Stanley does not condescend to his bohemian cast, nor exploit them for a cheap laugh. The buffoons of the piece are the two uptown types who wander into the world of Mama Pappa's expresso house--and pay for their slumming with social humiliation (witnessed by an audience who doesn't really notice or care) and a scorched leather car-seat.
Something decidedly different happens in the 18 pages of "The Scene." There's not another John Stanley story quite like it--which is a pity. "The Scene"'s expansive, democratic approach, and its creation of a world both gently and vigorously funny, suggests unfulfilled possibilities for this series (and for Stanley's work), had it lasted more than two issues.
1962 comics had to have an unrelated second feature, in order to qualify for postal distribution. "Bongo and Bop" was Stanley's solution to that need. It's a more hard-edged, brilliantly funny piece that anticipates the 1970s underground comix humor of Gilbert Shelton.
The urban landscapes of "A Breather" are familiar to Little Lulu readers. Unlike Stanley's scores of lark-in-the-park stories, this achieves a sublime level of character and black comedy, in five easy pieces (er, pages).
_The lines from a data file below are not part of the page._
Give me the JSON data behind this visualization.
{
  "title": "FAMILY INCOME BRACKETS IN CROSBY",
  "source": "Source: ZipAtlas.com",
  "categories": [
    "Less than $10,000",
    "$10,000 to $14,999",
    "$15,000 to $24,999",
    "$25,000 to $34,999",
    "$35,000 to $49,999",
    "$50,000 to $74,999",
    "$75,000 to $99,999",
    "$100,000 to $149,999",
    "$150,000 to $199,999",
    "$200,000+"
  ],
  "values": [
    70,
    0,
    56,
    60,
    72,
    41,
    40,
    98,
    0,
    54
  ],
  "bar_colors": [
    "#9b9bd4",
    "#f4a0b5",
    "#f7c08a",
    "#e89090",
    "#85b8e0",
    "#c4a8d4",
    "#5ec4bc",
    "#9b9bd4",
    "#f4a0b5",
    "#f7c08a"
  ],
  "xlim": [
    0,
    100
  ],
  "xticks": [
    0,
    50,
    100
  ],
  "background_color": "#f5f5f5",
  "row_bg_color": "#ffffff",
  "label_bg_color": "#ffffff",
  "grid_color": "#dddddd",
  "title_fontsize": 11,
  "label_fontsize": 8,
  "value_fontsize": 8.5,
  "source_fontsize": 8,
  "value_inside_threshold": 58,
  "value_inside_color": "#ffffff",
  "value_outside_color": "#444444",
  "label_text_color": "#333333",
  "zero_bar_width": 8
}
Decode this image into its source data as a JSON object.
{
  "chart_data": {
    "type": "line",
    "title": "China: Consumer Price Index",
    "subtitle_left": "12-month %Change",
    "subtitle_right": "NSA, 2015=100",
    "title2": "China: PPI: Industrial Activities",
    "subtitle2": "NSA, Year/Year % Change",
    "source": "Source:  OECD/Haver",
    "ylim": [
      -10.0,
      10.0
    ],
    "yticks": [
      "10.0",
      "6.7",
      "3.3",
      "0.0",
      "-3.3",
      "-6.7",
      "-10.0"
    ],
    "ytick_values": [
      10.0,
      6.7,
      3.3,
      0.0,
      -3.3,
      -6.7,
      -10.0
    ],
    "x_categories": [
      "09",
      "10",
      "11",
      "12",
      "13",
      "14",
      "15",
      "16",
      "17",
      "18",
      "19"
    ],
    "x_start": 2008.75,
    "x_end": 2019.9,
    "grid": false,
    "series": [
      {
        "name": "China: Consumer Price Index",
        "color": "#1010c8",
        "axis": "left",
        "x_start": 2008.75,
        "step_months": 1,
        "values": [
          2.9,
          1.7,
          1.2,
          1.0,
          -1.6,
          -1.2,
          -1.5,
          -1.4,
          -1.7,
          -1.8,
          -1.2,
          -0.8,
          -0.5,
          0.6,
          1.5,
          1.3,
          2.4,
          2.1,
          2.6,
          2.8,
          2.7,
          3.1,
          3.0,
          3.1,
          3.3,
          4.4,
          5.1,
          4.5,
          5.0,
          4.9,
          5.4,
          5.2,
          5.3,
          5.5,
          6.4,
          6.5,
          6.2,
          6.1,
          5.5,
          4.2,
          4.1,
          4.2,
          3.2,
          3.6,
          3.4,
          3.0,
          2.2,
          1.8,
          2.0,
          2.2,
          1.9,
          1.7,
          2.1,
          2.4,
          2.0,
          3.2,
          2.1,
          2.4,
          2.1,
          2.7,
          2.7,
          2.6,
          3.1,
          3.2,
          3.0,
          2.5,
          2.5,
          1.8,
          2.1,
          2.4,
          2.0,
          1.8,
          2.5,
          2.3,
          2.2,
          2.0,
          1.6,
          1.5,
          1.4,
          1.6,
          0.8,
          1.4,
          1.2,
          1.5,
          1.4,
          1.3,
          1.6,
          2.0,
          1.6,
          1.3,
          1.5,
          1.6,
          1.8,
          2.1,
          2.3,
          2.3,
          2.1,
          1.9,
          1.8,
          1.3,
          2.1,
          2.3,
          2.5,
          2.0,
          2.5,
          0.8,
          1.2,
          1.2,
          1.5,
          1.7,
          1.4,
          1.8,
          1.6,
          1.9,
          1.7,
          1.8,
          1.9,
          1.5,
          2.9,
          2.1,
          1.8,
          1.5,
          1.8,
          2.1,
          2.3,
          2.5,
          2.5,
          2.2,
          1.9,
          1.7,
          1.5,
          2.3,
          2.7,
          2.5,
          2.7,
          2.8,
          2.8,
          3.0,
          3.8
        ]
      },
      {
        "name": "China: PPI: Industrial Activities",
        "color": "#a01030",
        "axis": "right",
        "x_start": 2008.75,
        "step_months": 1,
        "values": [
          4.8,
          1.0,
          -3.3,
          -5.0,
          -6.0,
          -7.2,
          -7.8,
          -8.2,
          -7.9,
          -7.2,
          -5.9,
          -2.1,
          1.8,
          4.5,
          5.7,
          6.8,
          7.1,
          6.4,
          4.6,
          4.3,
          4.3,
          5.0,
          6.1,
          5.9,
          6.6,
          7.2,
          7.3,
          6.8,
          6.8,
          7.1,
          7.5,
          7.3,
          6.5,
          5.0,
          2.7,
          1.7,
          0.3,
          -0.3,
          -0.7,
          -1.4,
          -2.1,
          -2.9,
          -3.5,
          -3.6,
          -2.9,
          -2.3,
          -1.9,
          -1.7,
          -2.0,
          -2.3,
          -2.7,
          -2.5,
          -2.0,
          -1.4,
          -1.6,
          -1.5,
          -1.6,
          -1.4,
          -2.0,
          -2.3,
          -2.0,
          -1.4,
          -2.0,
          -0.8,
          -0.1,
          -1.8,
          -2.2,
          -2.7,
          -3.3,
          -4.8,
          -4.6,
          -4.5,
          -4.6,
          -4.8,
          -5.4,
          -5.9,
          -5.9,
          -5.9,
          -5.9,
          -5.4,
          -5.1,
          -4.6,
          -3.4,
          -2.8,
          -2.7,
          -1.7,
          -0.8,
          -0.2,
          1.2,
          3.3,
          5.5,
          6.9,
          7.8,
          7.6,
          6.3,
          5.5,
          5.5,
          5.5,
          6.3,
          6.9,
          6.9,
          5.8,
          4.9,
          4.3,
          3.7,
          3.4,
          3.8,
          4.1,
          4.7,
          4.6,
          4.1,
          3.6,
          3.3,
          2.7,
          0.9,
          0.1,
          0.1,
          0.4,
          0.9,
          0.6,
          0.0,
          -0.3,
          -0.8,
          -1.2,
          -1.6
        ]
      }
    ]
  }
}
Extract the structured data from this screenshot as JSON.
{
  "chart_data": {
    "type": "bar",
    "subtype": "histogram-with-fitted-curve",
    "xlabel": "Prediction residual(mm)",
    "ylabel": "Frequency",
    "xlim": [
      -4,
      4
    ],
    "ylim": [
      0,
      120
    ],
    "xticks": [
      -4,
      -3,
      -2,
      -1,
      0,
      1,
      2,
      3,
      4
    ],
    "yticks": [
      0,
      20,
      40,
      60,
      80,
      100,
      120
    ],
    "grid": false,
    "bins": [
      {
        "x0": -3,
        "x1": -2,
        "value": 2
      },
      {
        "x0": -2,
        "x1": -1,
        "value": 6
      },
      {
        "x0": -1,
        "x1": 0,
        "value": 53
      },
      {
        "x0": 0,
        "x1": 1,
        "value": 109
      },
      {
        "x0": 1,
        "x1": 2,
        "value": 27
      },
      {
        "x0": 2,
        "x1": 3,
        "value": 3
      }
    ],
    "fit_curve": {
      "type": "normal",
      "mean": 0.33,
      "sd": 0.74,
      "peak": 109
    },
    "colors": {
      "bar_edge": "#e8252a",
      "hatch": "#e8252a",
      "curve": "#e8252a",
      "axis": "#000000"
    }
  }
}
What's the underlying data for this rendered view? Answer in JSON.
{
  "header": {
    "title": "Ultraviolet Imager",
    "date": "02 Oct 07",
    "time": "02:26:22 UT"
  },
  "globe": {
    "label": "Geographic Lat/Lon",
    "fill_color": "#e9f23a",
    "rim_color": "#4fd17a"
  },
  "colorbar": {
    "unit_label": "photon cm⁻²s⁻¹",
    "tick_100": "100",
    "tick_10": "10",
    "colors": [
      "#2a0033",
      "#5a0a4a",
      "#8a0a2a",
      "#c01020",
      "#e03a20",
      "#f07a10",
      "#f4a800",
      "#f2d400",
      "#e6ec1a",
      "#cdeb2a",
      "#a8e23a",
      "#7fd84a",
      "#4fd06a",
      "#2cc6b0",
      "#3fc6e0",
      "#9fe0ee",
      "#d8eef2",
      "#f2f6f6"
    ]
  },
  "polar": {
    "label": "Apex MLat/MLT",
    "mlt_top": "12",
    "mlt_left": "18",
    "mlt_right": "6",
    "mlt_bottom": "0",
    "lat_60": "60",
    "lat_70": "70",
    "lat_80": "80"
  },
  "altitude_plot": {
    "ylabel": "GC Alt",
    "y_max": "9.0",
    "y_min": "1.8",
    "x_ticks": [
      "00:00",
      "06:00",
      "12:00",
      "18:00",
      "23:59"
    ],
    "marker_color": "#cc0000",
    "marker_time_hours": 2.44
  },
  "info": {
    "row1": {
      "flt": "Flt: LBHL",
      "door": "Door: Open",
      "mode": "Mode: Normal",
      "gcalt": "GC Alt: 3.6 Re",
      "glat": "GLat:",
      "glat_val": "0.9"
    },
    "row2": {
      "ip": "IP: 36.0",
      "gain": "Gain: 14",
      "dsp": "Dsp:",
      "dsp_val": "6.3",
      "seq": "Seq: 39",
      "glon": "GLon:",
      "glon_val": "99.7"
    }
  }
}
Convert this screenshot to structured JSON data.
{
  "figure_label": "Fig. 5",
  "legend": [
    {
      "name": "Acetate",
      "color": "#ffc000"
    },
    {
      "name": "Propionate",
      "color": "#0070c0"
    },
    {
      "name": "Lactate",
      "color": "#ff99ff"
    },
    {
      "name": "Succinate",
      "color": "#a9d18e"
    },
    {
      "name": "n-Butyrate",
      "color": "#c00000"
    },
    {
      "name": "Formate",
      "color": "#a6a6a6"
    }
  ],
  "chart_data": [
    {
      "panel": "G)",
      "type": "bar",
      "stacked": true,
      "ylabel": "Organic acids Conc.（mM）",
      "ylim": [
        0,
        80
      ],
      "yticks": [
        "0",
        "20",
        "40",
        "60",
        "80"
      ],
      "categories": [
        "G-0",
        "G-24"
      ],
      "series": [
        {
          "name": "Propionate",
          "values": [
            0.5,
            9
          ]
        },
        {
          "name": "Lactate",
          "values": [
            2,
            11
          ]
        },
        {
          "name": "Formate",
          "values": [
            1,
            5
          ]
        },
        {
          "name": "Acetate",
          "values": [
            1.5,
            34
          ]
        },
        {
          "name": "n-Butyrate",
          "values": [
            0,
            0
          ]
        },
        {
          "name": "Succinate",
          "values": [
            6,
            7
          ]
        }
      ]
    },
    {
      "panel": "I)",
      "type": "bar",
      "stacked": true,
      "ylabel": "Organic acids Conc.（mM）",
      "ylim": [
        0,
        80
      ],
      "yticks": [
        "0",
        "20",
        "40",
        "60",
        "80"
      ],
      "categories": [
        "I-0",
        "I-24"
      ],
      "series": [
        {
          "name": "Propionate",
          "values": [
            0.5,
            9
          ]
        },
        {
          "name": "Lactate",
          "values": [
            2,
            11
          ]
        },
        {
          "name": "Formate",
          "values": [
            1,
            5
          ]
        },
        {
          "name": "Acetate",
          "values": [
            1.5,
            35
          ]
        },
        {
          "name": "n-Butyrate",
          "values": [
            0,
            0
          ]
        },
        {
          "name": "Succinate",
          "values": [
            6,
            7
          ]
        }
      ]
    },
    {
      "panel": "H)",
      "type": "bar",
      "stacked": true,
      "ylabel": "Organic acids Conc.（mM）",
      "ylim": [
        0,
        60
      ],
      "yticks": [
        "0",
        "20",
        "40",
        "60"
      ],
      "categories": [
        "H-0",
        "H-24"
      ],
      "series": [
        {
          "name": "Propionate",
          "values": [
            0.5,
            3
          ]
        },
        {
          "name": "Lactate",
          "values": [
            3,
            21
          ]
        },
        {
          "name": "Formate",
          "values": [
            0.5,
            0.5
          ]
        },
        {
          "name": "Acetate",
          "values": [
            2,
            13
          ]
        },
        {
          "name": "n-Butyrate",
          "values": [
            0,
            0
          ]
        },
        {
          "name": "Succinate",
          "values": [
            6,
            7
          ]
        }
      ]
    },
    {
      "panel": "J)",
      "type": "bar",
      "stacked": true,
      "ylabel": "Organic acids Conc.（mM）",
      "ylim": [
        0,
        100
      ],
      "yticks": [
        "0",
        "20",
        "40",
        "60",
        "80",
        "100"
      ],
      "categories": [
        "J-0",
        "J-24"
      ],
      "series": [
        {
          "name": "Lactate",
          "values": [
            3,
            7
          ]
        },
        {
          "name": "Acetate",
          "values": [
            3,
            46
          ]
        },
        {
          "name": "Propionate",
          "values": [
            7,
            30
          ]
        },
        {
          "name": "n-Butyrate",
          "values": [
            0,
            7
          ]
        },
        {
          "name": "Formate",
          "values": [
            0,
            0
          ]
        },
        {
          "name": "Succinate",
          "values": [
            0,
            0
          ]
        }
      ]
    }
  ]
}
Bongo and Bop look somewhat alien and insectoid, with their berets, gaunt cheeks and oversized dark glasses, but Stanley once again doesn't treat them with condescension. They are a refreshing twist on his typical "Tubby Type." They're deluded, but susceptible to outside influence.
In the story's sublime ending, Bongo and Bop temporarily morph into "squares"-- until a lungful of carbon monoxide revives their true selves.
This return to form distinguishes Stanley's work. Most other humorists would have played the change to "normalcy" for boffo laffs, as if to say "See? This beatnik thing is just an affectation!" In John Stanley's world, you are what you are. Hero or zero, his characters are true to their tendencies and tics.
Stanley never again had--or gave himself--the luxury of pacing, nor the openness of his comedic attitude, that is evident in the brief life of Kookie. This is John Stanley at his warmest and most down to earth.